A Vespa system instance is a collection of clusters which realizes the functionality of an application. Vespa instances are always completely configured by a high level specification of the system - the application package - while the detailed configuration of the nodes and processes involved are done automatically by Vespa itself. This makes it easy to create Vespa systems of any size and hard to create an incorrect configuration.

Application development

Any change to a Vespa system is made simply by changing the application package and deploying it to Vespa:

Application package deployment to multiple nodes

Vespa will apply most changes immediately without impacting queries or write traffic. If a change is potentially dangerous, or requires further actions such as restarting nodes, Vespa will specify this such that the operator can decide what to do and carry out those actions. On the Vespa cloud these operations are also automated, providing full, safe continuous deployment for all changes.

Performance and scalability

Vespa is engineered to perform computations over data in less than one hundred milliseconds and scale to any data size and query load. Due to the large scale of some of the systems Vespa is running, it has been cost-effective to invest a large number of man-years into optimizing Vespa at all levels from fundamental architectural choices to ensure parallelization to low-level optimization of core algorithms and data structures to execute without cache misses.

Distributed and scalable computation

Most computation happens on the nodes storing the content. This ensures that the amount of computation that can be done in fixed time scales with the number of content nodes, and that network bandwidth never becomes a bottleneck.

Query fanout to multiple nodes

If you can express a computation in Vespa you, can be sure that you can scale it nearly indefinitely to higher data volumes, lower latency, and higher query load by adding more nodes.

Efficient query execution

Vespa uses a variety of index structures to be able to find the data specified by a query quickly: Dictionaries and posting lists for text, B-trees for structured data, and HNSW indexes for vectors. The HNSW algorithm in Vespa has been modified to support true realtime updates and support for efficient searching with query filters.

While the stateless container nodes in Vespa are written in Java, the content nodes that store and compute over data are implemented in C++ to be able to efficiently manage any amount of memory and make use of hardware specific optimizations. Queries are executed in parallel over content nodes, but parallelization does not stop there. Vespa will also parallelize a query over a configurable number of cores on each node to bring down latency further.

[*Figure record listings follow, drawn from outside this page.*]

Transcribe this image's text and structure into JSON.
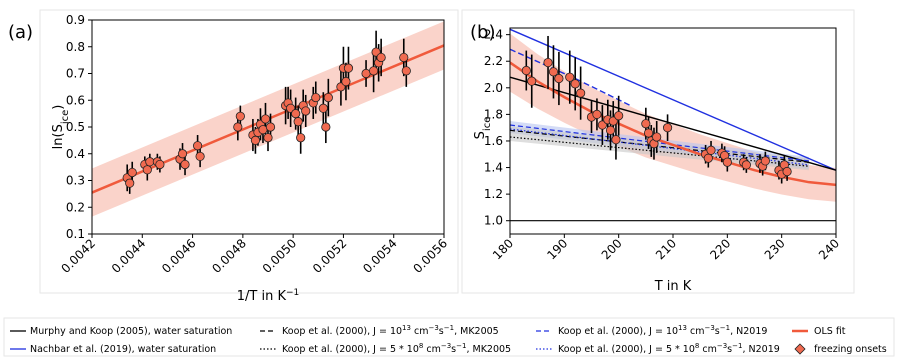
{
  "colors": {
    "fit": "#f05a3c",
    "band": "#f8c4b8",
    "marker_fill": "#f06a50",
    "marker_edge": "#222222",
    "errbar": "#000000",
    "murphy": "#000000",
    "nachbar": "#2030e0",
    "blue_band": "#b8c4f0",
    "gray_band": "#c8c8c8"
  },
  "chart_data": [
    {
      "panel": "(a)",
      "type": "scatter",
      "xlabel": "1/T in K",
      "xlabel_sup": "−1",
      "ylabel": "ln(S",
      "ylabel_sub": "ice",
      "ylabel_end": ")",
      "xlim": [
        0.0042,
        0.0056
      ],
      "ylim": [
        0.1,
        0.9
      ],
      "xticks": [
        "0.0042",
        "0.0044",
        "0.0046",
        "0.0048",
        "0.0050",
        "0.0052",
        "0.0054",
        "0.0056"
      ],
      "yticks": [
        "0.1",
        "0.2",
        "0.3",
        "0.4",
        "0.5",
        "0.6",
        "0.7",
        "0.8",
        "0.9"
      ],
      "fit_line": [
        [
          0.0042,
          0.255
        ],
        [
          0.0056,
          0.805
        ]
      ],
      "band_halfwidth": 0.09,
      "points": [
        {
          "x": 0.00434,
          "y": 0.31,
          "err": 0.05
        },
        {
          "x": 0.00435,
          "y": 0.29,
          "err": 0.04
        },
        {
          "x": 0.00436,
          "y": 0.33,
          "err": 0.04
        },
        {
          "x": 0.00441,
          "y": 0.36,
          "err": 0.03
        },
        {
          "x": 0.00442,
          "y": 0.34,
          "err": 0.04
        },
        {
          "x": 0.00443,
          "y": 0.37,
          "err": 0.03
        },
        {
          "x": 0.00446,
          "y": 0.37,
          "err": 0.03
        },
        {
          "x": 0.00447,
          "y": 0.36,
          "err": 0.03
        },
        {
          "x": 0.00455,
          "y": 0.38,
          "err": 0.04
        },
        {
          "x": 0.00456,
          "y": 0.4,
          "err": 0.04
        },
        {
          "x": 0.00457,
          "y": 0.36,
          "err": 0.04
        },
        {
          "x": 0.00462,
          "y": 0.43,
          "err": 0.04
        },
        {
          "x": 0.00463,
          "y": 0.39,
          "err": 0.04
        },
        {
          "x": 0.00478,
          "y": 0.5,
          "err": 0.05
        },
        {
          "x": 0.00479,
          "y": 0.54,
          "err": 0.04
        },
        {
          "x": 0.00484,
          "y": 0.47,
          "err": 0.06
        },
        {
          "x": 0.00485,
          "y": 0.45,
          "err": 0.05
        },
        {
          "x": 0.00486,
          "y": 0.48,
          "err": 0.05
        },
        {
          "x": 0.00487,
          "y": 0.51,
          "err": 0.06
        },
        {
          "x": 0.00488,
          "y": 0.49,
          "err": 0.05
        },
        {
          "x": 0.00489,
          "y": 0.53,
          "err": 0.06
        },
        {
          "x": 0.0049,
          "y": 0.46,
          "err": 0.05
        },
        {
          "x": 0.00491,
          "y": 0.5,
          "err": 0.05
        },
        {
          "x": 0.00497,
          "y": 0.58,
          "err": 0.07
        },
        {
          "x": 0.00498,
          "y": 0.59,
          "err": 0.06
        },
        {
          "x": 0.00499,
          "y": 0.57,
          "err": 0.07
        },
        {
          "x": 0.00501,
          "y": 0.55,
          "err": 0.06
        },
        {
          "x": 0.00502,
          "y": 0.52,
          "err": 0.06
        },
        {
          "x": 0.00503,
          "y": 0.46,
          "err": 0.06
        },
        {
          "x": 0.00504,
          "y": 0.58,
          "err": 0.06
        },
        {
          "x": 0.00505,
          "y": 0.56,
          "err": 0.06
        },
        {
          "x": 0.00508,
          "y": 0.59,
          "err": 0.06
        },
        {
          "x": 0.00509,
          "y": 0.61,
          "err": 0.06
        },
        {
          "x": 0.00512,
          "y": 0.57,
          "err": 0.06
        },
        {
          "x": 0.00513,
          "y": 0.5,
          "err": 0.06
        },
        {
          "x": 0.00514,
          "y": 0.61,
          "err": 0.07
        },
        {
          "x": 0.00519,
          "y": 0.65,
          "err": 0.07
        },
        {
          "x": 0.0052,
          "y": 0.72,
          "err": 0.08
        },
        {
          "x": 0.00521,
          "y": 0.67,
          "err": 0.07
        },
        {
          "x": 0.00522,
          "y": 0.72,
          "err": 0.08
        },
        {
          "x": 0.00529,
          "y": 0.7,
          "err": 0.05
        },
        {
          "x": 0.00532,
          "y": 0.71,
          "err": 0.08
        },
        {
          "x": 0.00533,
          "y": 0.78,
          "err": 0.08
        },
        {
          "x": 0.00534,
          "y": 0.74,
          "err": 0.07
        },
        {
          "x": 0.00535,
          "y": 0.76,
          "err": 0.07
        },
        {
          "x": 0.00544,
          "y": 0.76,
          "err": 0.07
        },
        {
          "x": 0.00545,
          "y": 0.71,
          "err": 0.06
        }
      ]
    },
    {
      "panel": "(b)",
      "type": "scatter",
      "xlabel": "T in K",
      "ylabel": "S",
      "ylabel_sub": "ice",
      "xlim": [
        180,
        240
      ],
      "ylim": [
        0.9,
        2.45
      ],
      "xticks": [
        "180",
        "190",
        "200",
        "210",
        "220",
        "230",
        "240"
      ],
      "yticks": [
        "1.0",
        "1.2",
        "1.4",
        "1.6",
        "1.8",
        "2.0",
        "2.2",
        "2.4"
      ],
      "ols_fit": [
        [
          180,
          2.19
        ],
        [
          185,
          2.05
        ],
        [
          190,
          1.93
        ],
        [
          195,
          1.82
        ],
        [
          200,
          1.73
        ],
        [
          205,
          1.64
        ],
        [
          210,
          1.57
        ],
        [
          215,
          1.5
        ],
        [
          220,
          1.44
        ],
        [
          225,
          1.38
        ],
        [
          230,
          1.33
        ],
        [
          235,
          1.29
        ],
        [
          240,
          1.27
        ]
      ],
      "ols_band": 0.22,
      "murphy_sat": [
        [
          180,
          2.08
        ],
        [
          240,
          1.38
        ]
      ],
      "nachbar_sat": [
        [
          180,
          2.44
        ],
        [
          240,
          1.38
        ]
      ],
      "koop_mk_13": [
        [
          180,
          1.68
        ],
        [
          235,
          1.44
        ]
      ],
      "koop_mk_5e8": [
        [
          180,
          1.63
        ],
        [
          235,
          1.41
        ]
      ],
      "koop_n_13": [
        [
          180,
          2.29
        ],
        [
          192,
          2.07
        ],
        [
          202,
          1.87
        ]
      ],
      "koop_n_13b": [
        [
          180,
          1.72
        ],
        [
          235,
          1.45
        ]
      ],
      "koop_n_5e8": [
        [
          180,
          1.69
        ],
        [
          235,
          1.42
        ]
      ],
      "horizontal_line": 1.0,
      "points": [
        {
          "x": 183,
          "y": 2.13,
          "err": 0.15
        },
        {
          "x": 184,
          "y": 2.05,
          "err": 0.2
        },
        {
          "x": 187,
          "y": 2.19,
          "err": 0.2
        },
        {
          "x": 188,
          "y": 2.12,
          "err": 0.2
        },
        {
          "x": 189,
          "y": 2.07,
          "err": 0.2
        },
        {
          "x": 191,
          "y": 2.08,
          "err": 0.2
        },
        {
          "x": 192,
          "y": 2.03,
          "err": 0.2
        },
        {
          "x": 193,
          "y": 1.96,
          "err": 0.2
        },
        {
          "x": 195,
          "y": 1.78,
          "err": 0.12
        },
        {
          "x": 196,
          "y": 1.8,
          "err": 0.12
        },
        {
          "x": 197,
          "y": 1.72,
          "err": 0.15
        },
        {
          "x": 198,
          "y": 1.76,
          "err": 0.15
        },
        {
          "x": 198.5,
          "y": 1.68,
          "err": 0.15
        },
        {
          "x": 199,
          "y": 1.75,
          "err": 0.15
        },
        {
          "x": 199.5,
          "y": 1.61,
          "err": 0.15
        },
        {
          "x": 200,
          "y": 1.79,
          "err": 0.15
        },
        {
          "x": 205,
          "y": 1.73,
          "err": 0.12
        },
        {
          "x": 205.5,
          "y": 1.66,
          "err": 0.12
        },
        {
          "x": 206,
          "y": 1.6,
          "err": 0.12
        },
        {
          "x": 206.5,
          "y": 1.58,
          "err": 0.12
        },
        {
          "x": 207,
          "y": 1.63,
          "err": 0.12
        },
        {
          "x": 209,
          "y": 1.7,
          "err": 0.1
        },
        {
          "x": 216,
          "y": 1.5,
          "err": 0.07
        },
        {
          "x": 216.5,
          "y": 1.47,
          "err": 0.07
        },
        {
          "x": 217,
          "y": 1.53,
          "err": 0.07
        },
        {
          "x": 219,
          "y": 1.51,
          "err": 0.07
        },
        {
          "x": 219.5,
          "y": 1.49,
          "err": 0.07
        },
        {
          "x": 220,
          "y": 1.44,
          "err": 0.07
        },
        {
          "x": 223,
          "y": 1.44,
          "err": 0.06
        },
        {
          "x": 223.5,
          "y": 1.42,
          "err": 0.06
        },
        {
          "x": 226,
          "y": 1.43,
          "err": 0.07
        },
        {
          "x": 226.5,
          "y": 1.41,
          "err": 0.07
        },
        {
          "x": 227,
          "y": 1.45,
          "err": 0.07
        },
        {
          "x": 229.5,
          "y": 1.38,
          "err": 0.07
        },
        {
          "x": 230,
          "y": 1.35,
          "err": 0.07
        },
        {
          "x": 230.5,
          "y": 1.42,
          "err": 0.07
        },
        {
          "x": 231,
          "y": 1.37,
          "err": 0.07
        }
      ]
    }
  ],
  "legend": {
    "murphy": "Murphy and Koop (2005), water saturation",
    "nachbar": "Nachbar et al. (2019), water saturation",
    "koop_mk_13_pre": "Koop et al. (2000), J = 10",
    "koop_mk_13_sup": "13",
    "koop_mk_13_post": " cm",
    "koop_mk_13_post_sup": "−3",
    "koop_mk_13_tail": "s",
    "koop_mk_13_tail_sup": "−1",
    "koop_mk_13_end": ", MK2005",
    "koop_mk_5e8_pre": "Koop et al. (2000), J = 5 * 10",
    "koop_mk_5e8_sup": "8",
    "koop_mk_5e8_end": ", MK2005",
    "koop_n_13_pre": "Koop et al. (2000), J = 10",
    "koop_n_13_end": ", N2019",
    "koop_n_5e8_pre": "Koop et al. (2000), J = 5 * 10",
    "koop_n_5e8_end": ", N2019",
    "ols": "OLS fit",
    "freezing": "freezing onsets"
  }
}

Real-time and high throughput writes

In addition to queries, write performance is also important in most applications. Vespa can deliver a write-throughput of tens of thousands of operations per second per content node in most cases, and this write-load can be sustained indefinitely, and does not impact query execution, apart from spending a fixed fraction of the nodes resources. All writes are applied in real time. Vespa achieves this by distributing writes to nodes using a distributed, async messagebus, and applying them using lock-free in-memory data structures only, in addition to a persisted transaction log for replay. Disk structures are maintained in background with the goal of spreading the load of maintenance evenly over time to maintain stable resource usage. In addition to adding, changing and removing entire documents, Vespa supports updating just selected fields, which can be extremely cheap when these fields hold structured values.